# What happens to Boson and Fermi gases at very low temperature?

At low temperatures Fermi gases pile up to the state with the Fermi-energy having one particle in each state and Boson gases form Bose-Einstein condensates. However, the only derivations I have seen of this (I have looked for others) work in the continuum limit. In other words they say that: $$\bar N=\sum_i n_i =\int g(\varepsilon)n(\varepsilon)d\varepsilon$$ To do this, however, analogous to the case of an ideal gas we need to be in the limit: $$T\gt \gt \frac{\hbar^2}{mk_B V^{1/3}}$$ or something very similar. This puts a limit on how low the temperature an actually be before these standard derivations break down. My question is whether there is any change if we move below this limit in temperature? (if there is anything wrong with my reasoning please let me know).

• Where do you get this temperature criterion from ? To work in the continuum limit you just need to have a great number of states availiable, which is the case in e.g. a metal, even at very low temperatures. – Dimitri Apr 7 '16 at 16:34
• The point is that one takes the thermodynamic limit $V \to \infty$. The rationale behind this seemingly formal manipulation is that one wants to study a system that is so large that its precise volume is unimportant, i.e. there are no finite-size or boundary effects.
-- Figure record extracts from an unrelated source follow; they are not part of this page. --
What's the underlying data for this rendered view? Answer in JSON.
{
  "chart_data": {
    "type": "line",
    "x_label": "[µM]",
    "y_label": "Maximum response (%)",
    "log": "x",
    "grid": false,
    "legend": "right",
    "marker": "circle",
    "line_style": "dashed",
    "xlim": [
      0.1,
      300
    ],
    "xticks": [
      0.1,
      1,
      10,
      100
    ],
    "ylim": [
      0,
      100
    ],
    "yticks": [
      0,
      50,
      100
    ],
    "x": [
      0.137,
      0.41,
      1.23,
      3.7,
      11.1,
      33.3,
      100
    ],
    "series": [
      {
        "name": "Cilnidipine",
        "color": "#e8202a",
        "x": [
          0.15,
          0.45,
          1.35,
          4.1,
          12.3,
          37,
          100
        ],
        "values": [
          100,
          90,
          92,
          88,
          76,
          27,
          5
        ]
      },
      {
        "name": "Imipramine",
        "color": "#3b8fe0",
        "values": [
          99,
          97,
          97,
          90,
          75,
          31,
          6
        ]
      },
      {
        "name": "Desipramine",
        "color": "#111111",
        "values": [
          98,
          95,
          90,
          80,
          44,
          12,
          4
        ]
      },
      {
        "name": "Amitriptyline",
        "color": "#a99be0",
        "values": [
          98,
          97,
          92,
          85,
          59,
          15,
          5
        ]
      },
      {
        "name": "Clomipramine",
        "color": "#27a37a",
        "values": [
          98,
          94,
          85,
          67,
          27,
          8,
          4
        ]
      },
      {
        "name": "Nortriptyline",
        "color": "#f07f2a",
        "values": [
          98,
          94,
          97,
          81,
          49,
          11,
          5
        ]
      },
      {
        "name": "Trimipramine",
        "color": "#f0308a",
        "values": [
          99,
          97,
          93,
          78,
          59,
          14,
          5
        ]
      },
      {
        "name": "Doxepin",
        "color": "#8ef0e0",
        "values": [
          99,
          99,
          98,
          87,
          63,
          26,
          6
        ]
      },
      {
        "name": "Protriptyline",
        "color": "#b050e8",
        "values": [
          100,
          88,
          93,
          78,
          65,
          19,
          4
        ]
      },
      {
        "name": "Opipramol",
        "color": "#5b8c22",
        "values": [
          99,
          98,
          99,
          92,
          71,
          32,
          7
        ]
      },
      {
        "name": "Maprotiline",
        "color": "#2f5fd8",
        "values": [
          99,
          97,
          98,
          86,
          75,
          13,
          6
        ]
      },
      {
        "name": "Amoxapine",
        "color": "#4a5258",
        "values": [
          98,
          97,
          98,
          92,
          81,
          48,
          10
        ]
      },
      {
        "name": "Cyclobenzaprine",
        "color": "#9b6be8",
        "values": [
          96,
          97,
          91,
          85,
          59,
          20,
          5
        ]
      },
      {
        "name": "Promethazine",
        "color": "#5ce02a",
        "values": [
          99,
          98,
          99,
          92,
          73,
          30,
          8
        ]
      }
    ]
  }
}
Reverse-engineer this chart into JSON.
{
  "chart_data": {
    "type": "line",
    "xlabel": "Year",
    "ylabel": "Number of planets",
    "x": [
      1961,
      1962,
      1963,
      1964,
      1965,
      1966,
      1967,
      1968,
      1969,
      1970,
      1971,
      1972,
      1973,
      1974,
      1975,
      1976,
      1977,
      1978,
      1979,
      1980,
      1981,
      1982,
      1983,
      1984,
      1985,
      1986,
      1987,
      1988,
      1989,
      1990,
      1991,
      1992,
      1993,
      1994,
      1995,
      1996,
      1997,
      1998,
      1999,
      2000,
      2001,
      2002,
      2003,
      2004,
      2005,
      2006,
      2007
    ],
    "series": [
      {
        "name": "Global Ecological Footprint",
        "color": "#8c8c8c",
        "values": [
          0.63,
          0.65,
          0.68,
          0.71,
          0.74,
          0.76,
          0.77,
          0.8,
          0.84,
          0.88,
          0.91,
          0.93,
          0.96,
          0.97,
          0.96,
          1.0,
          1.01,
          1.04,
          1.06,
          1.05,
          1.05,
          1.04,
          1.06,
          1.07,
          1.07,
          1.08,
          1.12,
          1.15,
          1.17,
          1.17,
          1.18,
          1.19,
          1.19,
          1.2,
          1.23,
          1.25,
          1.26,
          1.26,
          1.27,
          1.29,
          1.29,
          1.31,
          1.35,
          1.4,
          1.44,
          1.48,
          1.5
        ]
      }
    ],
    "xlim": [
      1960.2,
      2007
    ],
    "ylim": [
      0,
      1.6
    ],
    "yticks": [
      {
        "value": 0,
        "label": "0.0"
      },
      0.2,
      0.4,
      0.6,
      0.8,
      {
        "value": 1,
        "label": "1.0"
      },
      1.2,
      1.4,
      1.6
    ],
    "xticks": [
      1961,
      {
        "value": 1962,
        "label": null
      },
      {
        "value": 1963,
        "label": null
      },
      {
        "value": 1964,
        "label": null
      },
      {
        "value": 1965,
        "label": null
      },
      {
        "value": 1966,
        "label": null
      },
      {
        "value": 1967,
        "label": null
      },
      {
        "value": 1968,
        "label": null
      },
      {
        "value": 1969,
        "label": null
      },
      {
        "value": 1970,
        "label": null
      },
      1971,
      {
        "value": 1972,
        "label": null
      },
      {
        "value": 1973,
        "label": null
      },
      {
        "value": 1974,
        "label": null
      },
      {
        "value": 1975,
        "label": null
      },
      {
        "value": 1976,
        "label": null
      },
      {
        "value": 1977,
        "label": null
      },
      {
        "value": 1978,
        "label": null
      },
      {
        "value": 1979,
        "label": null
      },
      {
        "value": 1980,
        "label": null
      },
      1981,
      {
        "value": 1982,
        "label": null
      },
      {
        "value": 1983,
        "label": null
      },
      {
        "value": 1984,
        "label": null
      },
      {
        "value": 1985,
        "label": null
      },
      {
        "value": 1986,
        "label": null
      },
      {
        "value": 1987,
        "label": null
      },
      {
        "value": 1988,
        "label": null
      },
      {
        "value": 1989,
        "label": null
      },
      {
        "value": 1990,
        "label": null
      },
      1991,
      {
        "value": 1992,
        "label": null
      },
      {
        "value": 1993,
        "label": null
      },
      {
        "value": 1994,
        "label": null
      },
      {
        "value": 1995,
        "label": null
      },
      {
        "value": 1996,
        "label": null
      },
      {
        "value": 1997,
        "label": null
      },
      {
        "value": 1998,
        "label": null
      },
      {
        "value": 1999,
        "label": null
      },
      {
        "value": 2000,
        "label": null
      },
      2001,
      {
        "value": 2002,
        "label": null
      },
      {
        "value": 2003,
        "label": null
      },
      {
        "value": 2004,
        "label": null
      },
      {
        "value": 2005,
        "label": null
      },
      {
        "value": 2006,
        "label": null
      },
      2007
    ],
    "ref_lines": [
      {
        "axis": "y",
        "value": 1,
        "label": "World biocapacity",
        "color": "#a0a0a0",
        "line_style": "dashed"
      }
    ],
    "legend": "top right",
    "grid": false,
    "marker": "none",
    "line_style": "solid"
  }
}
The continuum limit is always valid so long as $V$ is large enough. For example, in a homogeneous and isotropic system you need $2\pi\hbar V^{-1/3}$ to be smaller than any experimentally resolvable momentum scale. – Mark Mitchison Apr 7 '16 at 16:40

The famous Fermi-Dirac and Bose-Einstein average occupations, $$\overline{n_i} = \frac{1}{e^{(\epsilon_i-\mu)/kT} \pm 1},$$ are only exact in the grand canonical ensemble (GCE) where the total particle number is a flexible (fluctuating) quantity. That flexibility, and the assumption of noninteracting particles, is what allows us to treat each single-particle state as statistically independent and derive the above result. The thermodynamic limit is not required.
In contrast if you fix total particle number $N$ to some exact, finite value, you are in canonical ensemble, in which case the above formula only holds approximately. The problem is that each state's $\overline{n_i}$ is not statistically independent of the others. BUT, if you take thermodynamic limit then the result converges to the GCE.
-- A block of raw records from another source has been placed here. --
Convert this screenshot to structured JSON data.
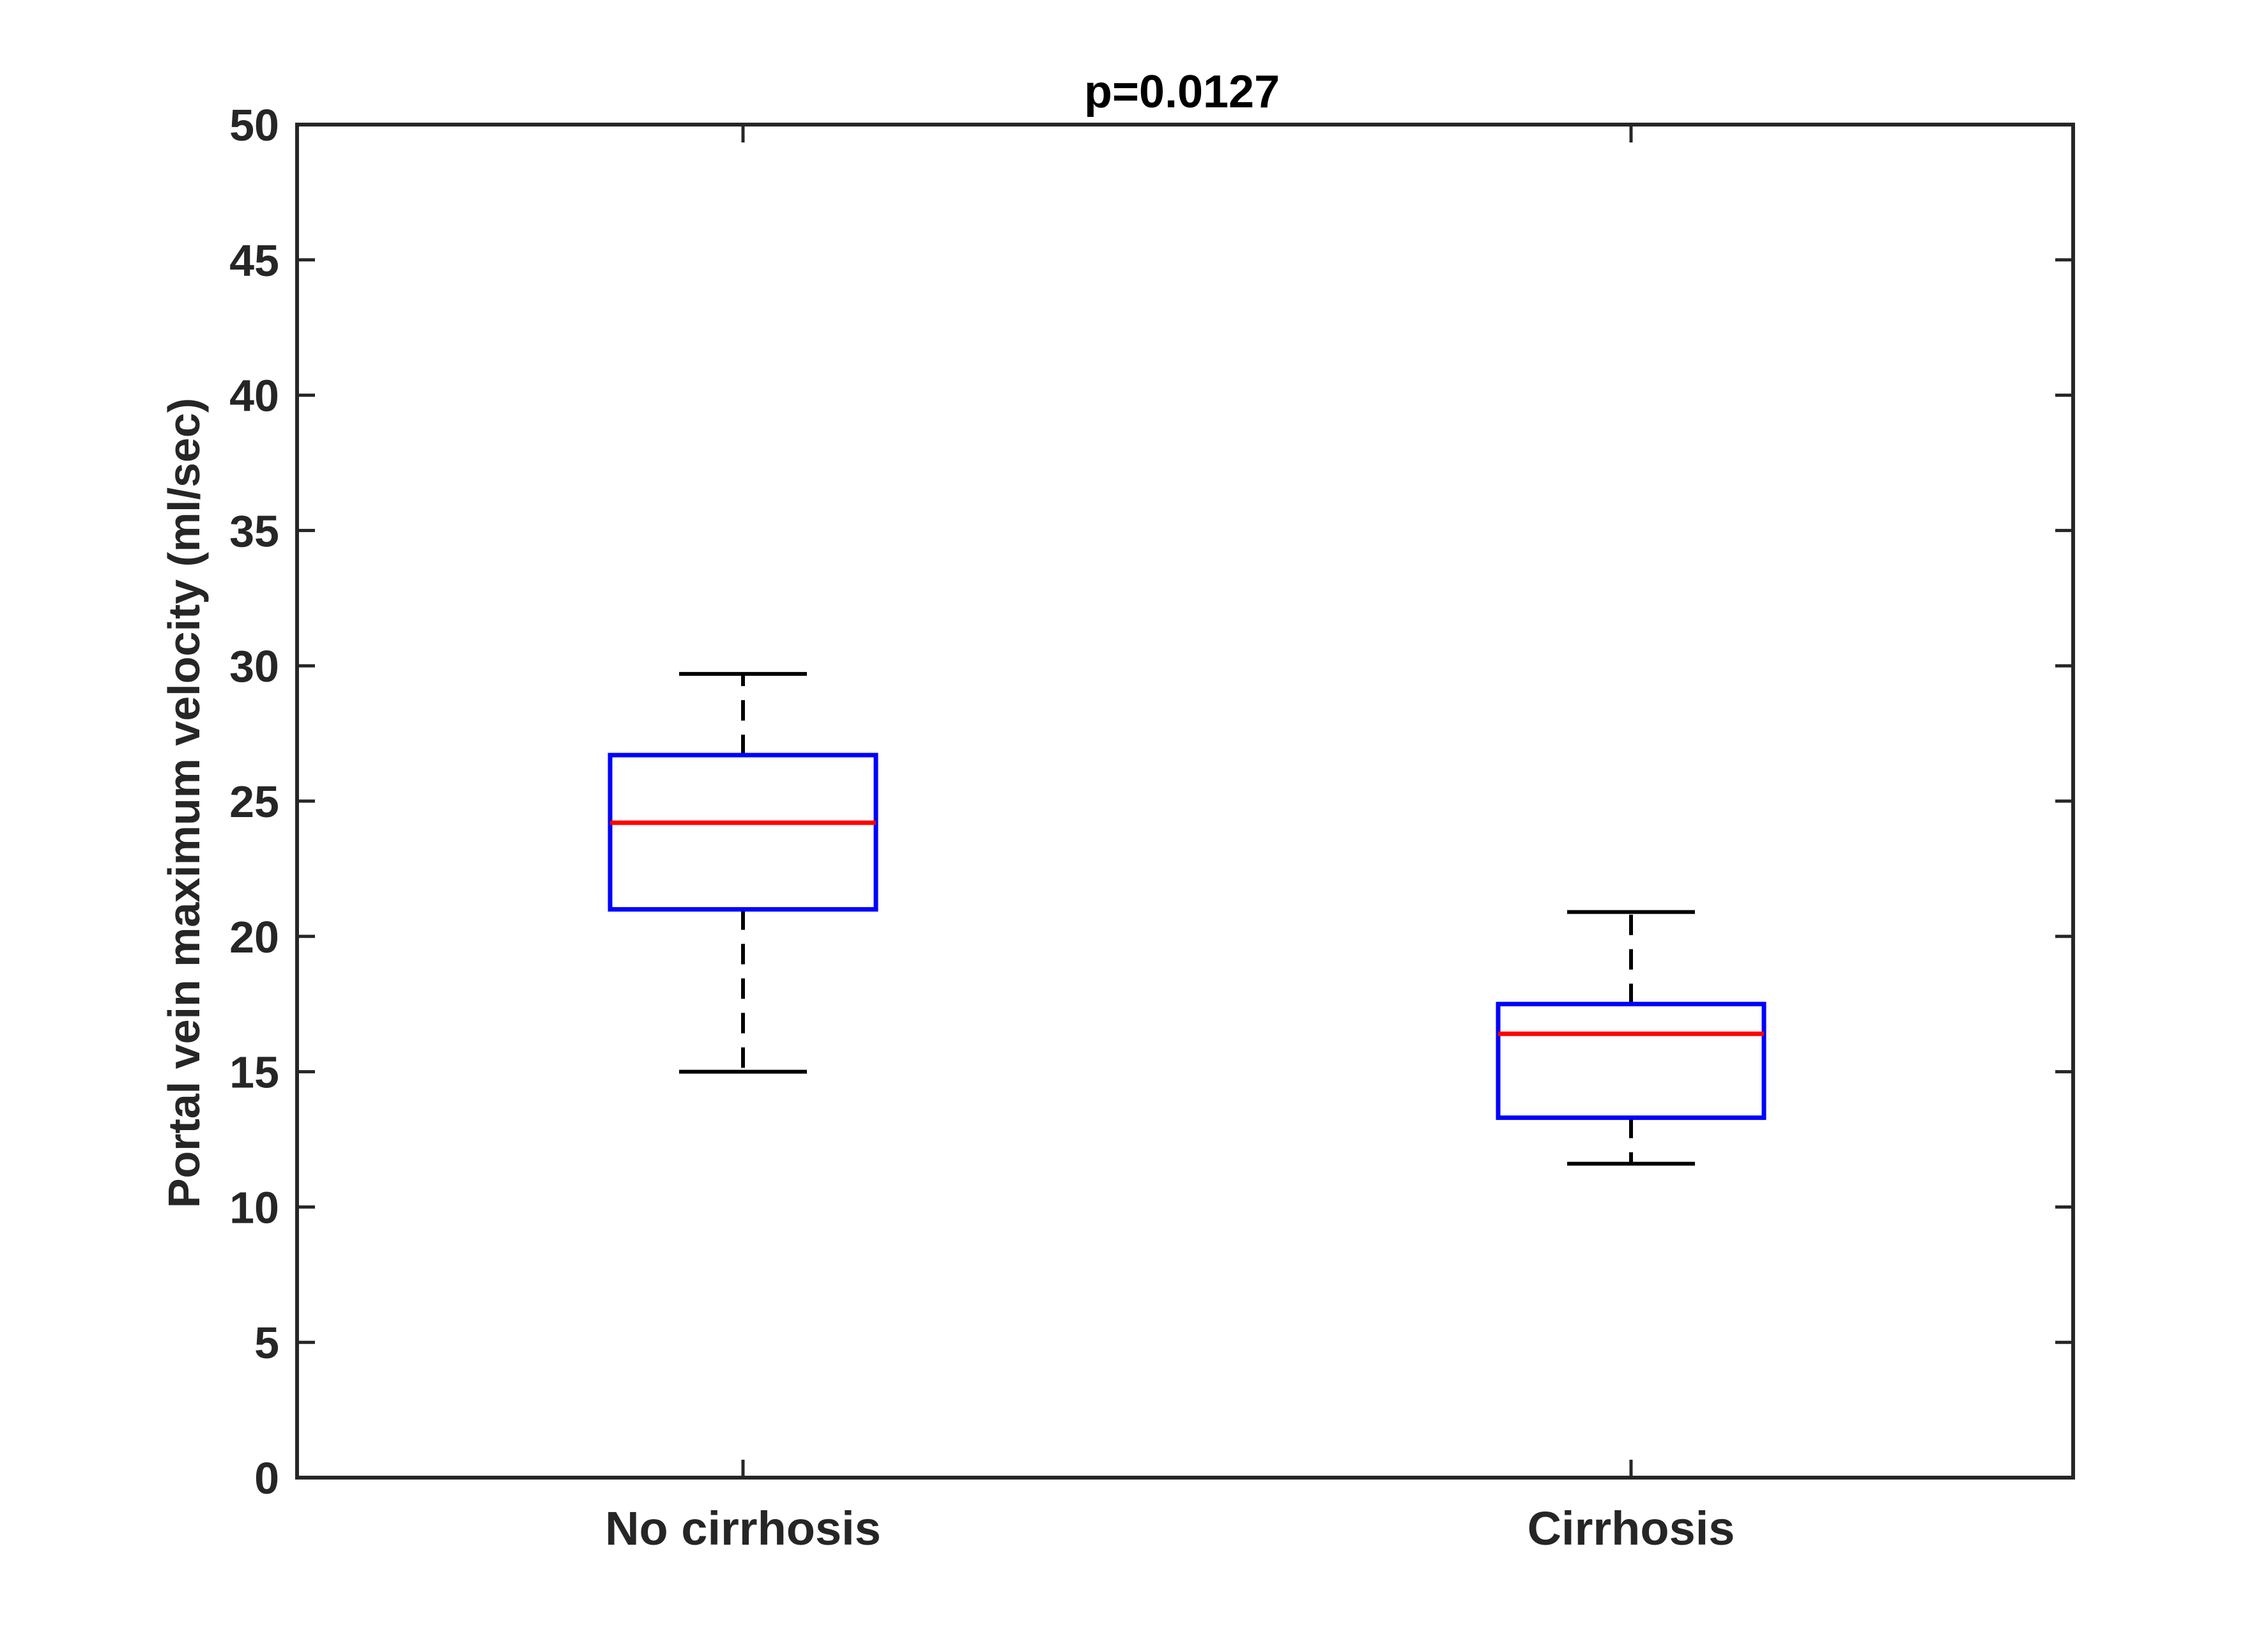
{
  "chart_data": {
    "type": "boxplot",
    "title": "p=0.0127",
    "xlabel": "",
    "ylabel": "Portal vein maximum velocity (ml/sec)",
    "ylim": [
      0,
      50
    ],
    "yticks": [
      0,
      5,
      10,
      15,
      20,
      25,
      30,
      35,
      40,
      45,
      50
    ],
    "categories": [
      "No cirrhosis",
      "Cirrhosis"
    ],
    "boxes": [
      {
        "min": 15.0,
        "q1": 21.0,
        "median": 24.2,
        "q3": 26.7,
        "max": 29.7
      },
      {
        "min": 11.6,
        "q1": 13.3,
        "median": 16.4,
        "q3": 17.5,
        "max": 20.9
      }
    ],
    "grid": false,
    "colors": {
      "box": "#0000ff",
      "median": "#ff0000",
      "whisker": "#000000",
      "axis": "#262626"
    }
  }
}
It turns out for metals the Fermi-Dirac formula is very valid in practice, since metals are almost always connected to some electrode which fixes the $\mu$, rather than having a fixed $N$. And so, nanotechnologists are comfortable to use Fermi-Dirac statistics even in tiny single-electron systems, like quantum dots, without trouble.
In contrast, Bose condensates in practice are not attached to a particle bath, so they cannot freely choose their particle number. In the GCE Bose gas, the relative variance in $N$ becomes enormous at low temperatures, in striking contrast to what actually happens if you reduce the temperature of a bag of bosons. (In fact, many argue that such a thing as "condensation" is infeasible in the GCE, rather one obtains an instability due to the large $N$ variance and extreme sensitivity to $\mu$.)